Both the MIT and BSD 3 clause license can be included with both more permissive and less permissive licenses, so long as you adhere to the requirements the licenses lay out.
In both cases, these licenses require that the original copyright notice be included in any distributed codebase, as you have noted in the question.
This does not mean, however, that the entirety of the new codebase need be MIT or BSD 3 Clause licensed - it just means that the portions of the codebase you have included under those licenses remain under those licenses, and this is made known to users of the codebase (by including the copyright notices).
So, to answer your questions directly:
I didnot copied any code just imported them and used it in the code, does that count as redistribution of source code?

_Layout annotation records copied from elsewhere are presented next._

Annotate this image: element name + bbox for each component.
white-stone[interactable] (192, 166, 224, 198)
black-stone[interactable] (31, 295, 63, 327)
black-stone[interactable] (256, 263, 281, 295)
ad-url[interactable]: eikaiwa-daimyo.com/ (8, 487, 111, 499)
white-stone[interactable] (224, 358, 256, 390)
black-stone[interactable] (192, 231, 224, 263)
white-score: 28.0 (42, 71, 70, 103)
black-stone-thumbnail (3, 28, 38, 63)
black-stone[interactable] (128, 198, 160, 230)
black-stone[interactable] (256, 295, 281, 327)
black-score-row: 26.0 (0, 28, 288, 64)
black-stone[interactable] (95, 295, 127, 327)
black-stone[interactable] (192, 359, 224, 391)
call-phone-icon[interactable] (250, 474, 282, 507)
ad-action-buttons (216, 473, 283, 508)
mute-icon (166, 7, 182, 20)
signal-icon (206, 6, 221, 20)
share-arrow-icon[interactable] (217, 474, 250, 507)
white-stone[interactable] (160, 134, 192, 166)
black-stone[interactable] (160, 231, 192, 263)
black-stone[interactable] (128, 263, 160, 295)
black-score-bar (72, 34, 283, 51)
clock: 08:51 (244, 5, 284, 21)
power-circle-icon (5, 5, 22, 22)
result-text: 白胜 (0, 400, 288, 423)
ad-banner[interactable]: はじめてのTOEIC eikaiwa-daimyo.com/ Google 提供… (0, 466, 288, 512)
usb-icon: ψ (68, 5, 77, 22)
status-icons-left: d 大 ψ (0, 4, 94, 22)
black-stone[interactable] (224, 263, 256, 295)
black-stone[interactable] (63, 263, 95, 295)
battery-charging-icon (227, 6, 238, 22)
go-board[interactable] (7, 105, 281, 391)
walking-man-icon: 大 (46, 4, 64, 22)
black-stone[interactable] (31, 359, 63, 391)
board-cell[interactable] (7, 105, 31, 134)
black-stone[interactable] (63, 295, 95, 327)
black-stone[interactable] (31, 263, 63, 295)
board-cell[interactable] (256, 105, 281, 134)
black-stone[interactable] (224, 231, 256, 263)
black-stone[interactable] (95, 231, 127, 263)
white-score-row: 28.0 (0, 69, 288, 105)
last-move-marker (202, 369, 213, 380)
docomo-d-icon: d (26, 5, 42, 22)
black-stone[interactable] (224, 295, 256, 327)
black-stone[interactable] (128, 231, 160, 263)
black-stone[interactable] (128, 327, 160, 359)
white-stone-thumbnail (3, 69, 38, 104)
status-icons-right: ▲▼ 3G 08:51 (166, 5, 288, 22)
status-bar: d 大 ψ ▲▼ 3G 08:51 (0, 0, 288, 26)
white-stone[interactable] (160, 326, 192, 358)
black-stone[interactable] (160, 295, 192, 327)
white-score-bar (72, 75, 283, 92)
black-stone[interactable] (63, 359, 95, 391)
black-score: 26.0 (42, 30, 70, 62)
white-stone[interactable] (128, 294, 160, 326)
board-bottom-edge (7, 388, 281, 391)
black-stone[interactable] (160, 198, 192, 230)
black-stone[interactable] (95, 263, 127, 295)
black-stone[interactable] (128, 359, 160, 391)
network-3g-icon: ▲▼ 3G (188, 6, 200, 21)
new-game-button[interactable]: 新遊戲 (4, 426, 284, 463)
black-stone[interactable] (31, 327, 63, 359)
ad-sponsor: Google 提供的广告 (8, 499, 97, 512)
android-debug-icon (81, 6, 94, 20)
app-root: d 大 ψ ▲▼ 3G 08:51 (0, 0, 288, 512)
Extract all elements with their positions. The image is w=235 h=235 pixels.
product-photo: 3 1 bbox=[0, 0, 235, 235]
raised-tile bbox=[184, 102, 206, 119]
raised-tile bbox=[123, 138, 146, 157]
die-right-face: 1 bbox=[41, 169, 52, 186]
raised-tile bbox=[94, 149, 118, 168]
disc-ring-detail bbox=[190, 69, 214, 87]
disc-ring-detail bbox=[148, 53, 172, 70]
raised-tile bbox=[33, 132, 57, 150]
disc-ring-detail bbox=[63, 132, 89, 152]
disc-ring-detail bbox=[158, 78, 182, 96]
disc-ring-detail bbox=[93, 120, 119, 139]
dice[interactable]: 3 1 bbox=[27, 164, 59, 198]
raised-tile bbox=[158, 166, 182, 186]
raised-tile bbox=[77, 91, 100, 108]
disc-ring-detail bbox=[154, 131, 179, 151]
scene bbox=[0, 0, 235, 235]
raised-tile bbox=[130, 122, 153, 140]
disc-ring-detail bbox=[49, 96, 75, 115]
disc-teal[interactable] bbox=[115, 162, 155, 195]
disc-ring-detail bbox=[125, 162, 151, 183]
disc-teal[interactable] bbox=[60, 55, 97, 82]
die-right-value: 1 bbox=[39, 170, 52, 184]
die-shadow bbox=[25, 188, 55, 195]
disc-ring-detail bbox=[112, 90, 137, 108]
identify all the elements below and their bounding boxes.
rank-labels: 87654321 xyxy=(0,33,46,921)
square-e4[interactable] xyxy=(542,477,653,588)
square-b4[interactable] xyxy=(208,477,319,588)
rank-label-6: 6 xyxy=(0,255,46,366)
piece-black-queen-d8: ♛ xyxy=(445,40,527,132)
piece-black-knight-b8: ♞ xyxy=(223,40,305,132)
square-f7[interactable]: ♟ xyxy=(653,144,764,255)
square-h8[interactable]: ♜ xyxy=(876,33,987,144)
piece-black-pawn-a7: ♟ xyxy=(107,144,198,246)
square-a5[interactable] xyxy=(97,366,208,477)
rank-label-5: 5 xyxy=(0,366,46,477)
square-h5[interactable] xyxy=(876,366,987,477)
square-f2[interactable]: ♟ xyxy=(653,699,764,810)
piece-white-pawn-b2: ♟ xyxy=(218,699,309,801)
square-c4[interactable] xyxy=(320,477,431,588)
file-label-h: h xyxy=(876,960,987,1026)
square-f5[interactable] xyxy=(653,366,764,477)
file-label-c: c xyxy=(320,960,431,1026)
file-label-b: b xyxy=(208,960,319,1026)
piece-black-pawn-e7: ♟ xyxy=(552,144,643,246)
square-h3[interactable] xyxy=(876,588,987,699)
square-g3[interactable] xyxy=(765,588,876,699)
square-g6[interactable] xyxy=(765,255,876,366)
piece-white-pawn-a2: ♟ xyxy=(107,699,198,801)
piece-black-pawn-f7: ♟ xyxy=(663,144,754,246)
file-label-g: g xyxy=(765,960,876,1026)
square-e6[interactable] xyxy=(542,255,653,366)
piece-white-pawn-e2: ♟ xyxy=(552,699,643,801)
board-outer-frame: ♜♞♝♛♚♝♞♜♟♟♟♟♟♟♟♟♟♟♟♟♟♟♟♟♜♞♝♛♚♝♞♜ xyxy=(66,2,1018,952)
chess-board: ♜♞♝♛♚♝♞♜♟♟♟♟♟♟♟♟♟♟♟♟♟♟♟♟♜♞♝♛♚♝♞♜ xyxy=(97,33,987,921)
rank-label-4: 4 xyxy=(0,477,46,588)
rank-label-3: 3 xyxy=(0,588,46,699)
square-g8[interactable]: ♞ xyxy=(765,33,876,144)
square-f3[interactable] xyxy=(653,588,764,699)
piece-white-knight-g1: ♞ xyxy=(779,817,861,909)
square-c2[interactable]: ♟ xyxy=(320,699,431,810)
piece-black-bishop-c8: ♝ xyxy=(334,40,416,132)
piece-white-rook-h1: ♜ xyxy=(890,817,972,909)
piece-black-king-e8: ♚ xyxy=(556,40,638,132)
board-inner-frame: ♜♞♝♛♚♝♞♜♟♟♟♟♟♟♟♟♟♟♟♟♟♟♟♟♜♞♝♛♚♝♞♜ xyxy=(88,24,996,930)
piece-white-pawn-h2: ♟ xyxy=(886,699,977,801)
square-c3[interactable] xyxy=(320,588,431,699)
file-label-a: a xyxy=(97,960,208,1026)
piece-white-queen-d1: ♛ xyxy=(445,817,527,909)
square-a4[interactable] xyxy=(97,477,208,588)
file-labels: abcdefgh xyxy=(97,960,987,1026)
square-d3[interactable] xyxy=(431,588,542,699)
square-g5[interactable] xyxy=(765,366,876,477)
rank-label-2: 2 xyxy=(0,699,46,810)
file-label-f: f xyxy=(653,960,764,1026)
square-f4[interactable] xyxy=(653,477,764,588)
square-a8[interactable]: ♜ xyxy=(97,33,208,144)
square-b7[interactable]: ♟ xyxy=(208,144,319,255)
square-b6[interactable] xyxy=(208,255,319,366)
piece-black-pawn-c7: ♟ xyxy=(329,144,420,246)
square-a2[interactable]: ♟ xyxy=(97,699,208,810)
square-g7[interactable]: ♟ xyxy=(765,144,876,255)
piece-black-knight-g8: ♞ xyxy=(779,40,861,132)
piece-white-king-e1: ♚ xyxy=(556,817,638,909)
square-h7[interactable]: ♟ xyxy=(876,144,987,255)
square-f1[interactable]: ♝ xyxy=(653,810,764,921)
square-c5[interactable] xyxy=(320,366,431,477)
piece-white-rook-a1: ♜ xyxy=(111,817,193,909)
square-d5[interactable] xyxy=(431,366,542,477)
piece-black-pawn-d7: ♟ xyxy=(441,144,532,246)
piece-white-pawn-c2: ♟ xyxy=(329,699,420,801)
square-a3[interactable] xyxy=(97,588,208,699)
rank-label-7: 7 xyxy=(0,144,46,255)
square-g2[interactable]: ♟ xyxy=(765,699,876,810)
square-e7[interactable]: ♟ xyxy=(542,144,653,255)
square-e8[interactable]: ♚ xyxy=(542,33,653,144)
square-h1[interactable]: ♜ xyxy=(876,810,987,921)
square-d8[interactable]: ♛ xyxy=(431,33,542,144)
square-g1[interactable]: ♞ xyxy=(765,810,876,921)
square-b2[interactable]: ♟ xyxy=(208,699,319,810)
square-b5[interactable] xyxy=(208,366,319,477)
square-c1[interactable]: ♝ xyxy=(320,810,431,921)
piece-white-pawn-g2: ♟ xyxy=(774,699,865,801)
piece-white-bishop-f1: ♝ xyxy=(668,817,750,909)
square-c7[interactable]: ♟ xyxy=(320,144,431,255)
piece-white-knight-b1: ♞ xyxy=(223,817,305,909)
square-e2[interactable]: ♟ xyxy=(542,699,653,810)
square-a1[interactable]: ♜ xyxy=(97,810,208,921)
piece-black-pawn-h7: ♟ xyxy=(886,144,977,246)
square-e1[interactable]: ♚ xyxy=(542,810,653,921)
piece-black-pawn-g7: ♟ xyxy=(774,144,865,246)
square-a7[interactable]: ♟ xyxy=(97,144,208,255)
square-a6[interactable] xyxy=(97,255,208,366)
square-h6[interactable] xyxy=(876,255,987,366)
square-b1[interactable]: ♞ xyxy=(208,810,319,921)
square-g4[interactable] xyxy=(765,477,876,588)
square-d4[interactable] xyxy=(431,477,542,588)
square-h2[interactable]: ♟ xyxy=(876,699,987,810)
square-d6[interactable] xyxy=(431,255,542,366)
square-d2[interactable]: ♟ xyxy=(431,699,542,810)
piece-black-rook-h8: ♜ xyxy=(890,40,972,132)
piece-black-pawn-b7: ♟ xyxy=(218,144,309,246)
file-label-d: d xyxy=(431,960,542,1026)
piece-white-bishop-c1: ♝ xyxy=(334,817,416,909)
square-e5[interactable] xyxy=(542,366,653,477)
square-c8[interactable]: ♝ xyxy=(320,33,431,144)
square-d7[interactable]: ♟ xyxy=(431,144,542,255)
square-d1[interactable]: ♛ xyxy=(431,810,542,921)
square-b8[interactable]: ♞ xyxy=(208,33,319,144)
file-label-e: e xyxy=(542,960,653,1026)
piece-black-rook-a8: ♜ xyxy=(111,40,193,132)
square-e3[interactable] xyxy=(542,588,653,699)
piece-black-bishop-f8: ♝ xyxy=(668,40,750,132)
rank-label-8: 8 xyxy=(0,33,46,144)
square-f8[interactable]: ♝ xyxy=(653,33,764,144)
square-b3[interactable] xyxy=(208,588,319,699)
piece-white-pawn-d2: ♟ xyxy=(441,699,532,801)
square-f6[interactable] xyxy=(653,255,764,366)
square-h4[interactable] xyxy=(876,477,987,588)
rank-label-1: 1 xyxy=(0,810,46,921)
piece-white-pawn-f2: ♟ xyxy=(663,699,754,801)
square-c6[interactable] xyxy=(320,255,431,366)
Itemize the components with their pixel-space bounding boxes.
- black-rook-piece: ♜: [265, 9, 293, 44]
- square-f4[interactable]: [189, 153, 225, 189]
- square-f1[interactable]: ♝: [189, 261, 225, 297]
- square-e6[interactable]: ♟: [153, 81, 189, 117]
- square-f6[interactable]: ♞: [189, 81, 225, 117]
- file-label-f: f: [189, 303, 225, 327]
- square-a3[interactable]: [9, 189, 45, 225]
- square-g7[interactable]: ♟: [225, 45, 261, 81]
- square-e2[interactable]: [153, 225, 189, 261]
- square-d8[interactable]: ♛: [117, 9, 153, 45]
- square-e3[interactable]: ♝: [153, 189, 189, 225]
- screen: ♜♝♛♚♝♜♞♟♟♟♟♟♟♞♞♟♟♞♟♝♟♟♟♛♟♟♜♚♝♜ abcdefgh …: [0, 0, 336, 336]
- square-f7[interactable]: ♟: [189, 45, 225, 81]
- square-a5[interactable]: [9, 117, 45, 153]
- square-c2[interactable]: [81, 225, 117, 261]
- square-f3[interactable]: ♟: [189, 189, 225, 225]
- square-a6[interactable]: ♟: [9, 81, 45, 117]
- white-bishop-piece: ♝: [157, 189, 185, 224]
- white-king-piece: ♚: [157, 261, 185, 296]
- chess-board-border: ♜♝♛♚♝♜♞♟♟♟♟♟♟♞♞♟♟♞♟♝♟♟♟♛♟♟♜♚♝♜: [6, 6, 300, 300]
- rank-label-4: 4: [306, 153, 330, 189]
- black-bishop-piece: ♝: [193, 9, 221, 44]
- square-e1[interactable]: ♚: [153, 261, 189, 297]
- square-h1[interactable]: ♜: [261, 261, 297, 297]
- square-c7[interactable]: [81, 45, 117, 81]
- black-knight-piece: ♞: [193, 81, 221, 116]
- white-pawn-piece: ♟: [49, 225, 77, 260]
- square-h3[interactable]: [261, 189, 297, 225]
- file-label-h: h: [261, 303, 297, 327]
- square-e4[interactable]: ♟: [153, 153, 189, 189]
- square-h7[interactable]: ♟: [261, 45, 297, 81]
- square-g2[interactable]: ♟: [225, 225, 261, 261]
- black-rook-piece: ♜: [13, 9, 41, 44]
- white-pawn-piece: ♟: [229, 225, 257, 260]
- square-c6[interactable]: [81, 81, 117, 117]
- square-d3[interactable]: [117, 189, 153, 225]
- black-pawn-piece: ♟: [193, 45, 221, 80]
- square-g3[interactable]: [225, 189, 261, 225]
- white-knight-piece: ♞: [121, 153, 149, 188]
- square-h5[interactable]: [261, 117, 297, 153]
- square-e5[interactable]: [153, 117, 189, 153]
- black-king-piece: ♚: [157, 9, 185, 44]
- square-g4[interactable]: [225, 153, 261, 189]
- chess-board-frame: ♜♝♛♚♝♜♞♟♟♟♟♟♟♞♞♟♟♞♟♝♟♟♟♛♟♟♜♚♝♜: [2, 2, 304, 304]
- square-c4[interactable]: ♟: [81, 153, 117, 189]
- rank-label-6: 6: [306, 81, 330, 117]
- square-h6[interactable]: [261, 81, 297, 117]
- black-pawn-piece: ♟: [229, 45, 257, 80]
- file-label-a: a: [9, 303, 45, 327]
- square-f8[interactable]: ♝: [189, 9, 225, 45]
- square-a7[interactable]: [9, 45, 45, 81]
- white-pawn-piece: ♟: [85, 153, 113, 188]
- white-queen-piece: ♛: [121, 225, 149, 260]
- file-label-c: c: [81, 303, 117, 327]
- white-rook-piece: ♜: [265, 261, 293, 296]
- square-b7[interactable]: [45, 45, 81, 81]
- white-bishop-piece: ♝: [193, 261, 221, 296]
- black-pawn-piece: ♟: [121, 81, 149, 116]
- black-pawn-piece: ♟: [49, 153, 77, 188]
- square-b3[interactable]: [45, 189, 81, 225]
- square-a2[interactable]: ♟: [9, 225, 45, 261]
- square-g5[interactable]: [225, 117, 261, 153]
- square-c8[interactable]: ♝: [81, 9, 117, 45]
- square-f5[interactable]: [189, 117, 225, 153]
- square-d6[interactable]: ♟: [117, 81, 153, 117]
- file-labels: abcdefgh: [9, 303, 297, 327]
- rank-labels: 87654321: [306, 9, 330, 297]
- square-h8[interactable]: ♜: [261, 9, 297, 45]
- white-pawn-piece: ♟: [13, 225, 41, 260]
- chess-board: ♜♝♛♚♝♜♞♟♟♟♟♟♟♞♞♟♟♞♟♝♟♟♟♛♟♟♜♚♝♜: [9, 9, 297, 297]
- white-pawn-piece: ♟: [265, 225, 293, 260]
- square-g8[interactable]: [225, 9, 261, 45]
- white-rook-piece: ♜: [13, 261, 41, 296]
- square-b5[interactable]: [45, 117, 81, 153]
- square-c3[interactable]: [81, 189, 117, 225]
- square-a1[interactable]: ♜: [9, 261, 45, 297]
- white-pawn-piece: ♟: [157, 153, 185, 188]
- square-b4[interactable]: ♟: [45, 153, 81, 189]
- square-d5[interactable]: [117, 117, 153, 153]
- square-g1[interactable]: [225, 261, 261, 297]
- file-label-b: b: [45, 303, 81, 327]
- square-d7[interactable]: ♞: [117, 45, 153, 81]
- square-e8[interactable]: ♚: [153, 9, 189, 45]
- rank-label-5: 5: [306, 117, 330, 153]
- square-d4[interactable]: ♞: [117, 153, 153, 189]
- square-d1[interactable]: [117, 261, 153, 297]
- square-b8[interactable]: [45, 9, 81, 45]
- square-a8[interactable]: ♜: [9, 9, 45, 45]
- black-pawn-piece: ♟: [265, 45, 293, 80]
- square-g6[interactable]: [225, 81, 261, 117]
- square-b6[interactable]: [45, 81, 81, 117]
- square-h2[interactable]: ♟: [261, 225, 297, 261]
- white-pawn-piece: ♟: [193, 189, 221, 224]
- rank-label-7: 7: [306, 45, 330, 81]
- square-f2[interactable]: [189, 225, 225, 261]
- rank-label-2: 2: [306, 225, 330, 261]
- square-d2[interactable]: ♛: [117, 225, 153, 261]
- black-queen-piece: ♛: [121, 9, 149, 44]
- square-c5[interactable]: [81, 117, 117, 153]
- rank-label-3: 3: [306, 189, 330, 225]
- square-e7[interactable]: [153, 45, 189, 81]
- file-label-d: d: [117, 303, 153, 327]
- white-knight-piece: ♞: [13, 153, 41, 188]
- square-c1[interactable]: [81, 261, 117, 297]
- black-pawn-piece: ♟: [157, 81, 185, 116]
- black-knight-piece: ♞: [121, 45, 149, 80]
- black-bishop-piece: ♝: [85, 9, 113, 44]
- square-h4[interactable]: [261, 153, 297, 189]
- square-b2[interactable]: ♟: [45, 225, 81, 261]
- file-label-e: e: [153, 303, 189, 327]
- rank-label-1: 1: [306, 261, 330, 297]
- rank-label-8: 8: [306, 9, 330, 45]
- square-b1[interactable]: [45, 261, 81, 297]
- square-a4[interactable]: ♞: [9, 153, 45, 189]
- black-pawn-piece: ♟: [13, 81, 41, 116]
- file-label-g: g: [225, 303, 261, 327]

Yes, it counts as redistribution of source code. Whether you directly distribute the libraries themselves (by pre-packaging them into a binary) or create a derivative work (by relying on them - this is less clear cut, but in this case there is no downside to considering it), there is redistribution going on, so you need to adhere to the licenses.
However, in this case, adhering to the licenses is trivial.
Do I need to license my GitHub repo as they state?
No. You merely have to include the MIT license and the BSD 3 Clause license in text documents in the repository, with a note as to which parts of the codebase they are applicable.
You do NOT have to license the entire repository or codebase to either one or the other - you can choose the GPL or even a proprietary license if you so wish.